Said Botswana Life CEO, Ronald Samuels, “This inaugural Insurance Symposium exemplifies our ongoing efforts to bridge the insurance protection gap by empowering our customers with the necessary financial literacy. It is not just about us as one business, but about all in the ecosystem in Botswana and indeed beyond, all working together to inculcate sustainable progress. We are grateful for all our speakers, guests and indeed stakeholders, for we have much great thinking and actions to now follow through with, and we look forward to building and acting on these so that we see measurable progress before next year’s Symposium. It begins with us, and our commitment is without falter.”

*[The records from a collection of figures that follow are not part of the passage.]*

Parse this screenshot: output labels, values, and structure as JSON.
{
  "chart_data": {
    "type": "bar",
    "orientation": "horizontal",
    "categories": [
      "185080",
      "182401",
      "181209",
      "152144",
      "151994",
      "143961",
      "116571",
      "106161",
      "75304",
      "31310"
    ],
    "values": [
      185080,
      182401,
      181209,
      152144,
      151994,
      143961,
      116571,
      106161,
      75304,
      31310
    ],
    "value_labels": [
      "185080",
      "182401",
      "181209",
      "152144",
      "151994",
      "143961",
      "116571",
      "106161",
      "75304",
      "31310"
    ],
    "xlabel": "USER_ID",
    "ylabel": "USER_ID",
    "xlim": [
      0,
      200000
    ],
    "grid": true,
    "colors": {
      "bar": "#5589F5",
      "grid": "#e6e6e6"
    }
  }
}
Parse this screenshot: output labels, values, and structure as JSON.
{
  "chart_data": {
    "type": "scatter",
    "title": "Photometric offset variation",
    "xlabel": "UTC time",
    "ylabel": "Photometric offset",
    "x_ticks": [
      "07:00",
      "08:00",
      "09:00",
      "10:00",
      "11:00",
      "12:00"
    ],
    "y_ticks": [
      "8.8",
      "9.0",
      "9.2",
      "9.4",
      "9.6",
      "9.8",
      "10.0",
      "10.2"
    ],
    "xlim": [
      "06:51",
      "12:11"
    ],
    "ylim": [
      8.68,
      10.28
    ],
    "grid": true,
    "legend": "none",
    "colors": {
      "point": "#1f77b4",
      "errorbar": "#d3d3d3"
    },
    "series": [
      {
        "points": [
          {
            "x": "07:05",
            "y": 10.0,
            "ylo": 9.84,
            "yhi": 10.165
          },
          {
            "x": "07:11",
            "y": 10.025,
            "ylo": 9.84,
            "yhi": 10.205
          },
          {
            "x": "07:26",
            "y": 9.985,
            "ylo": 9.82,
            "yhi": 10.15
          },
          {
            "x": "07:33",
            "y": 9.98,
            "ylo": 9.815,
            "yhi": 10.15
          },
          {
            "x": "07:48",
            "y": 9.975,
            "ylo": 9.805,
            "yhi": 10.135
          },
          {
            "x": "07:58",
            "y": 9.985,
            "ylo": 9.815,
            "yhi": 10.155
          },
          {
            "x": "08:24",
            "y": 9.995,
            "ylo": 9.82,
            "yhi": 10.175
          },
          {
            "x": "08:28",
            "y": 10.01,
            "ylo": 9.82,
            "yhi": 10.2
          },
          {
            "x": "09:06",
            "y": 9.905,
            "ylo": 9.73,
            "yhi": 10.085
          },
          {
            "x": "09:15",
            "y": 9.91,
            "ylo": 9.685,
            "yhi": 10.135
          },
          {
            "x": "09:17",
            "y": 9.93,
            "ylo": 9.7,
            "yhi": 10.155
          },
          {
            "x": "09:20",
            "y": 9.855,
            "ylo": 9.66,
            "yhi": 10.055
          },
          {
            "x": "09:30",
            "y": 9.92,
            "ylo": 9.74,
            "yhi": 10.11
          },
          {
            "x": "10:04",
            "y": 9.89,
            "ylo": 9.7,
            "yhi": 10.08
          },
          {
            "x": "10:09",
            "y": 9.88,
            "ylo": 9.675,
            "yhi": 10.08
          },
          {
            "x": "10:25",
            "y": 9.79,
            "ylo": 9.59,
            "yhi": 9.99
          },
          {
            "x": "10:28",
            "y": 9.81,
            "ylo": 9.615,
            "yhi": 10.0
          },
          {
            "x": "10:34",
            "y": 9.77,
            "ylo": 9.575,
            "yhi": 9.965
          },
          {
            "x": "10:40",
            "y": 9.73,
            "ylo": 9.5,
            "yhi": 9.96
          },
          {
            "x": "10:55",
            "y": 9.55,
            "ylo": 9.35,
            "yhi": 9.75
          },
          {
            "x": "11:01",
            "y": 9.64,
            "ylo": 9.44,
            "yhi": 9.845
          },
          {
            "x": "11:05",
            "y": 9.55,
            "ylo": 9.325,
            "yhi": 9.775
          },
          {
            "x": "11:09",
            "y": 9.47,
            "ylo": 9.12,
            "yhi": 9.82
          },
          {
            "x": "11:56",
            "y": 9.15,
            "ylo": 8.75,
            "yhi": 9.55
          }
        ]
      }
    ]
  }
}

The Insurance Protection Gap, the disparity between the coverage provided by existing insurance policies and the actual financial needs of individuals and families in the event of unexpected life events (illness, accidents, or death) remains a core concern in the local market. The Symposium successfully shed light on the various facets of the gap, explored its implications on individuals and society, and discussed strategies to bridge it effectively as a community and industry collective.

Speaking as part of the occasion, Non-Bank Financial Institutions Regulatory Authority (NBFIRA) CEO, Oduetse Andrew Motshidisi, said, “The main drivers of, and interventions on insurance protection gap differ across jurisdictions depending on the level of their respective economic development. Moreover, different methodologies applied to measure the gap across countries, present challenges to compare the gap and build appropriate interventions. However, individual countries should tailor-make interventions to their respective market environments.Evidence suggests that insurance protection gap can come from both demand and supply sides.  From the demand side, in frontier and emerging markets, the gap is primarily caused by issues of insurance affordability and awareness, while in mature markets the gap is explained by products appeal. Moreover, in frontier markets, the issues of trust and culture contribute to the gap more than in emerging and mature markets. Interestingly, the element of behavioral biases is found in all economies. On the supply side, transaction costs and the level of institutional developments are the root causes of the gap in frontier and emerging markets. Adverse selection, moral hazard, and limits to insurability account for the gap in mature and emerging markets.”